We’re in the same boat. When I ask them what day it is. What date. No one knows right away. There’s always a kind of hesitation. People look at their watches. Same ol’. That’s what they think. That’s what they say. I need a ticket. Bus fare to somewhere else. Weird cycles, sleep patterns. Things enter into the cranium with the force of a violent spike driven in:
–Yes, I’m here. Livy.
–I’m here. Coming to get you. Where are you, Livy?
–Where are you, love? Livy.
Christ, that’s out of a book. A book I lent to her when she was twenty-three. Graham Swift.
–Where are you Livy? Let me come get you.
It’s a Dog’s Life; Doggy Treadmill
“Downtrodden husbands who have been forced to take Fido for an airing in the park may now breathe a sigh of relief, for the treadmill pictured here will enable the family pet to get all the exercise he needs on the back porch or the front lawn, and if the weather gets too severe, he may do his daily dozen in the kitchen. The contraption (first exhibited at the Los Angeles Dog Show) permits the dog to run for an hour without getting anywhere, and the proud owner may be sure that Fido will not get lost. If a rabbit passes by, the dog has a good run while bunny stands around nibbling clover. A flywheel supplies momentum!”
–Modern Mechanix, 1930
It took forever for her to tell me where she was. And then I went to get her. I drove out to Hagerstown in the middle of the night. Morning, really. There were deer. And chickens. And when I got her, she had vomited all over her shirt.
–Come on love, let’s go.
–Let’s go. Livy.
–I love you from here to the sun…
— … and back.
It’s what we used to say to one another when she was three.

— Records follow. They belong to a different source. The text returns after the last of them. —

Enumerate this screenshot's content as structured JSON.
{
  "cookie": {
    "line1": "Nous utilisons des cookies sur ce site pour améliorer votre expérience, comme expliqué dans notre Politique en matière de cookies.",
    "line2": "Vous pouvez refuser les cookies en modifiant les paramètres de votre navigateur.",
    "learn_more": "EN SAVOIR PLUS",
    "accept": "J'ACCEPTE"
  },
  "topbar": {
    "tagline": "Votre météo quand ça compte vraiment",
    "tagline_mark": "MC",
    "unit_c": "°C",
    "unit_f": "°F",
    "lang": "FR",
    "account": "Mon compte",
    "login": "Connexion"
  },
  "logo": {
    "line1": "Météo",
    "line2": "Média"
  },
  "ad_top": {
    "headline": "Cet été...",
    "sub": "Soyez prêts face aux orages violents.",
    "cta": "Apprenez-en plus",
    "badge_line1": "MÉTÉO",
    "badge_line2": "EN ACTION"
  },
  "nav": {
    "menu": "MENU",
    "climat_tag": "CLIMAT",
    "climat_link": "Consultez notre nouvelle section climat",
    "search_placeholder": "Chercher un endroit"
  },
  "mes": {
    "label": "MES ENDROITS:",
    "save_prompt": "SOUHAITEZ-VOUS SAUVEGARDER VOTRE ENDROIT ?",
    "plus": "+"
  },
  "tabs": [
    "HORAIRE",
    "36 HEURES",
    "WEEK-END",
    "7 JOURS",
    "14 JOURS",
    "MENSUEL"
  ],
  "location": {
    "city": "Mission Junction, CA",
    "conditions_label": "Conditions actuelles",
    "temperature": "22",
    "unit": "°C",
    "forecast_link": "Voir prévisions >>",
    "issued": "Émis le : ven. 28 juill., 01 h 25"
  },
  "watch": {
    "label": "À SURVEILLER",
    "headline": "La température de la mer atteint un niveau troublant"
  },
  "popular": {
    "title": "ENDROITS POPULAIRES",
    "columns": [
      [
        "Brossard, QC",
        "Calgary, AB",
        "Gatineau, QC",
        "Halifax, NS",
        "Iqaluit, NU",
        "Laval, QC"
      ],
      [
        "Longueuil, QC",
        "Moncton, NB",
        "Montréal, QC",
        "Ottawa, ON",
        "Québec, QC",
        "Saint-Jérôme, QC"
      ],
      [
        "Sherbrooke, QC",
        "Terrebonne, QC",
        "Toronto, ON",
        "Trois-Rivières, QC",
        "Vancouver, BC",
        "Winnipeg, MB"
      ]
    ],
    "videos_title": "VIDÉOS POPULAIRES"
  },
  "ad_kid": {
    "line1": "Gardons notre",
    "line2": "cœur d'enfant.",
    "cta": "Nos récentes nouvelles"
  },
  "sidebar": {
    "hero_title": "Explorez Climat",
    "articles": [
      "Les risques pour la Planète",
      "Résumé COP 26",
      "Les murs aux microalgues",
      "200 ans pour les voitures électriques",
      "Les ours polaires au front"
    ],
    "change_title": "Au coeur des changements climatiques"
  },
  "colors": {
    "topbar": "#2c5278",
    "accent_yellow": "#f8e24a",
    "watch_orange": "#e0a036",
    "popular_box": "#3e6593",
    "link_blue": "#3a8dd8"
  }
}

–Let’s go, Livy. I got the car here. Let’s go.
Some example I was. At least she never saw me smoke. I never smoked at the house. Around her. And then, later, when she would visit. When me and the ex split up. Those weekends. My weekends. Ours. I never smoked, so at least there was that. She had asthma, so…
–What will daddy have with his dinner?
Wine. She said that when she was two. And we all laughed. The boys all kidded me and gave me Charlie-horses and thought it was grand. Yeah, grand. Some example.
–Let’s go. Livy. Let’s go, love. I have the car. It’s warm inside.
–Where are we, Dad?
–I don’t know. Out in the country somewhere. You don’t remember?
And she fell asleep like that in the back seat. Nearly standing. Strapped in obtusely. I had no right. No right to lecture or say anything. Fair enough. Fair enough, love.